Stop Dressing Like Trash at Home
If you don’t think you need to look like you’re on the runway while watching "The Silence of the Lambs" for the thirty-second time, you’re in for a rude awakening.
As we brace for 2019 and stack up our resolutions, Broadly is focusing on finding motivation for the hard tasks that await us—like getting out of bed. So, throughout January, we're rolling out Getting Out of Bed, a series of stories about all things related to rest and resilience. Here, Diana Tourjée interprets this in Fashionating, her column about scathing fashion truths you may not be ready to hear.
On any given day, I find there aren’t many reasons to get out of bed. If I weren’t employed full-time, I wouldn’t. But whether I’m getting up on a Monday morning to meet my week or lounging around on the weekend, few things drive me to lift the covers quite like clothes. I like to stare at my wardrobe, which stands just a few feet from my bed on a heavy old clothing rack, and think. Sometimes, I think really hard. Figuring out what to wear excites me, regardless of my plans for the day: Getting dressed to leave the house is one thing, but people overlook the importance of dressing to stay in. If you don’t think you need to look like you’re on the runway while watching The Silence of the Lambs series for the thirty-second time, you’re in for a rude awakening. You’re not supposed to look like shit at home, and no one looks good naked.
Most people probably don’t give a shit about how they look when they’re home. Some walk around naked, like a dissociated witch, several centuries out of Rome, trying to find her coven in the pantry. Others tend to wear tacky shit they purchase at the supermarket, or wherever polyester flannel drawstring pants are sold. All of them have failed to recognize the opportunity that bed-based outfits provide for extreme comfort and style.

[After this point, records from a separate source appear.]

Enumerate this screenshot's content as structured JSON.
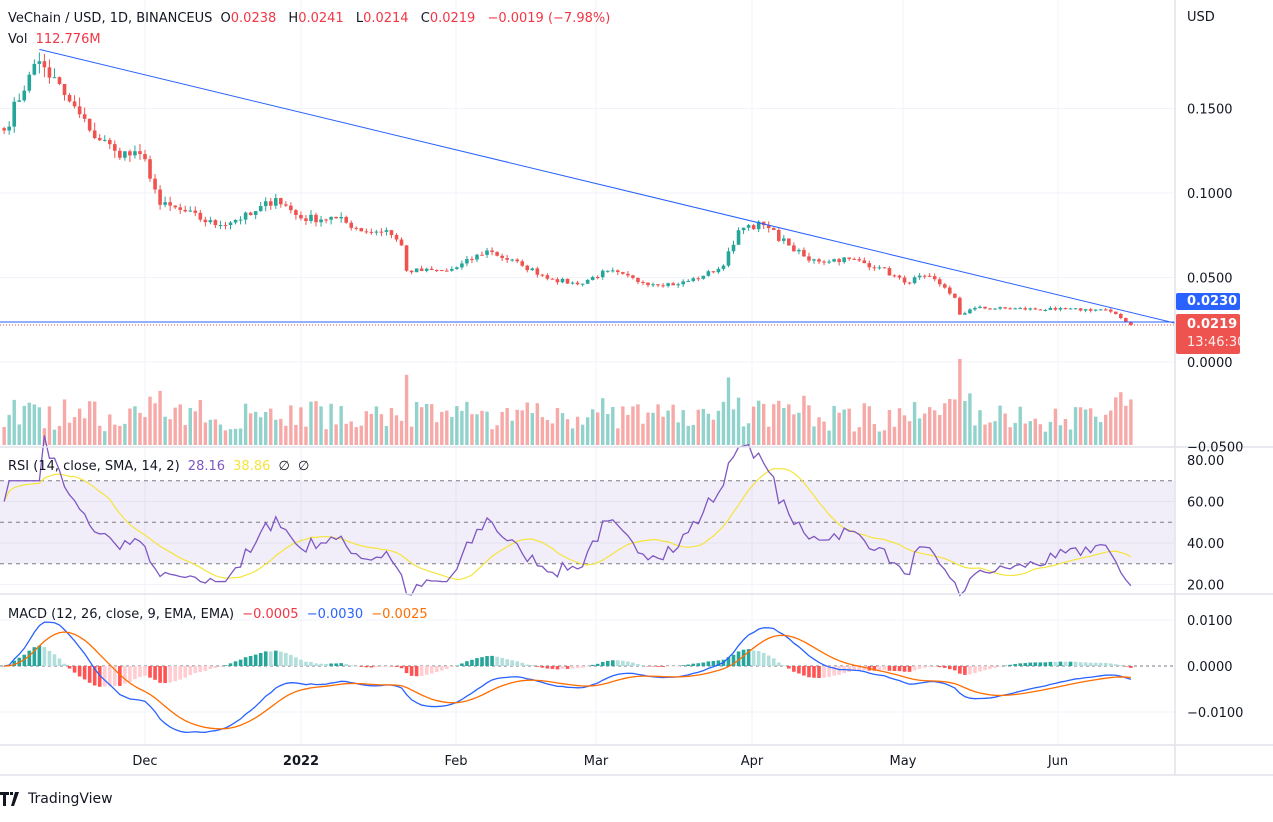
{
  "header": {
    "symbol": "VeChain / USD, 1D, BINANCEUS",
    "o_label": "O",
    "o": "0.0238",
    "h_label": "H",
    "h": "0.0241",
    "l_label": "L",
    "l": "0.0214",
    "c_label": "C",
    "c": "0.0219",
    "change": "−0.0019 (−7.98%)",
    "vol_label": "Vol",
    "vol": "112.776M"
  },
  "rsi_legend": {
    "label": "RSI (14, close, SMA, 14, 2)",
    "rsi": "28.16",
    "sma": "38.86",
    "x1": "∅",
    "x2": "∅"
  },
  "macd_legend": {
    "label": "MACD (12, 26, close, 9, EMA, EMA)",
    "hist": "−0.0005",
    "macd": "−0.0030",
    "signal": "−0.0025"
  },
  "price_axis": {
    "currency": "USD",
    "ticks": [
      "0.1500",
      "0.1000",
      "0.0500",
      "0.0000",
      "−0.0500"
    ]
  },
  "rsi_axis": {
    "ticks": [
      "80.00",
      "60.00",
      "40.00",
      "20.00"
    ]
  },
  "macd_axis": {
    "ticks": [
      "0.0100",
      "0.0000",
      "−0.0100"
    ]
  },
  "time_axis": {
    "ticks": [
      "Dec",
      "2022",
      "Feb",
      "Mar",
      "Apr",
      "May",
      "Jun"
    ]
  },
  "tags": {
    "trendline_value": "0.0230",
    "last_price": "0.0219",
    "countdown": "13:46:30"
  },
  "brand": "TradingView",
  "colors": {
    "up": "#26a69a",
    "down": "#ef5350",
    "trendline": "#2962ff",
    "rsi": "#7e57c2",
    "rsi_sma": "#f5e43d",
    "macd": "#2962ff",
    "signal": "#ff6d00"
  },
  "chart_data": {
    "type": "candlestick",
    "title": "VeChain / USD, 1D, BINANCEUS",
    "ylim": [
      -0.05,
      0.2
    ],
    "x_range": [
      "2021-11-03",
      "2022-06-15"
    ],
    "approx_close_anchors": [
      [
        "2021-11-03",
        0.137
      ],
      [
        "2021-11-08",
        0.17
      ],
      [
        "2021-11-10",
        0.178
      ],
      [
        "2021-11-15",
        0.158
      ],
      [
        "2021-11-20",
        0.137
      ],
      [
        "2021-11-25",
        0.125
      ],
      [
        "2021-12-01",
        0.12
      ],
      [
        "2021-12-04",
        0.093
      ],
      [
        "2021-12-08",
        0.09
      ],
      [
        "2021-12-15",
        0.081
      ],
      [
        "2021-12-22",
        0.087
      ],
      [
        "2021-12-27",
        0.097
      ],
      [
        "2022-01-01",
        0.085
      ],
      [
        "2022-01-08",
        0.085
      ],
      [
        "2022-01-14",
        0.077
      ],
      [
        "2022-01-18",
        0.078
      ],
      [
        "2022-01-21",
        0.069
      ],
      [
        "2022-01-22",
        0.054
      ],
      [
        "2022-01-30",
        0.054
      ],
      [
        "2022-02-01",
        0.056
      ],
      [
        "2022-02-07",
        0.066
      ],
      [
        "2022-02-14",
        0.057
      ],
      [
        "2022-02-20",
        0.049
      ],
      [
        "2022-02-25",
        0.046
      ],
      [
        "2022-03-03",
        0.054
      ],
      [
        "2022-03-10",
        0.047
      ],
      [
        "2022-03-17",
        0.046
      ],
      [
        "2022-03-22",
        0.051
      ],
      [
        "2022-03-26",
        0.057
      ],
      [
        "2022-03-29",
        0.078
      ],
      [
        "2022-03-31",
        0.081
      ],
      [
        "2022-04-03",
        0.081
      ],
      [
        "2022-04-08",
        0.069
      ],
      [
        "2022-04-12",
        0.06
      ],
      [
        "2022-04-20",
        0.061
      ],
      [
        "2022-04-26",
        0.056
      ],
      [
        "2022-05-01",
        0.047
      ],
      [
        "2022-05-05",
        0.051
      ],
      [
        "2022-05-08",
        0.046
      ],
      [
        "2022-05-11",
        0.038
      ],
      [
        "2022-05-12",
        0.028
      ],
      [
        "2022-05-15",
        0.032
      ],
      [
        "2022-05-31",
        0.031
      ],
      [
        "2022-06-10",
        0.031
      ],
      [
        "2022-06-13",
        0.026
      ],
      [
        "2022-06-15",
        0.0219
      ]
    ],
    "trendline": {
      "from": [
        "2021-11-10",
        0.185
      ],
      "to_value_at_right_edge": 0.023
    },
    "indicators": [
      "Volume",
      "RSI 14 with SMA 14",
      "MACD 12/26/9"
    ]
  }
}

Say goodbye to careless home-wear and welcome the comfort costume. It’s easy to be lazy about clothing when you have nowhere to go; your home is the one place you don’t really need to think about it. But you should think about it. Not to please other people, but to reap the benefits of exaggerated, costume-style comfort ensembles. And, trust me, there are benefits. Life is given a sense of importance when you're purposeful about the way you look, and when you design absurd outfits to wear all Saturday inside, that meaning is elevated. And by capitalizing on the isolation intrinsic to your bedroom, your identity can spread its wings, unscrutinized by criticism from assholes like me.
You’re not supposed to look like shit at home, and no one looks good naked.
If you’re thinking, This bitch doesn’t know shit, I look cute at home no matter what I’m wearing, then I challenge you to aim higher. This isn’t about you being beautiful. And it’s not about being complacent, either. It’s about the power of a large cashmere scarf, wrapped around your torso like a dress, and the ceaseless pleasure of bunchy thigh-high socks paired with white panties and a gigantic, cropped cotton hoodie. An oversized T-shirt dress, boxer shorts, or a simple robe is not enough. You need to become a creative eccentric—so outrageous and remarkable that a deliveryman would cock her head while handing you your pizza.
This is a highly individualized process, and the truth is that you need to figure out for yourself how to make a look happen that also makes you want to fall asleep inside of it. But there are some classic comfort costume combinations I might suggest. Vintage T-shirts make excellent head wraps, whether your hair is soaking in all-day conditioning treatments or not; high-waisted velour shorts pair wildly with a floor-length silk robe; leggings hug gently under an oversized thermal. Try wearing slippers with socks. Buy arm warmers explicitly for binge-watching The Matrix trilogy (yes, all three.) Find some full-on flared terry- cloth sweatpants. Pair a classic slip with a scrunchie and cover your face in raw eggs. This casual couture will make you feel like a TV obsessed sorceress, giving new meaning to your life when you might otherwise be lost in the delusion that style is something that exists discretely from your private life.
When I don’t have to go to my job, I spend most days in bed, getting up on the rare occasion I need to find the remote for my TV, retrieve a can of Diet Coke, or lay on the floor of my bathtub for two hours. Bed Life is the best life. But whether I have to traipse to my kitchen to look for a lost bag of pretzels in the middle of a conference call with my entire family or force myself up for the office, nothing motivates like putting on a crimson satin robe and an original Star Wars Episode III Revenge of The Sith (the best one in whole series) shirt, or a fresh set of heather gray tabi socks with a soft pair of biker shorts and a loose black t shirt—even, and especially, when I don’t have to be motivated to do anything but scroll through scary stories on Reddit.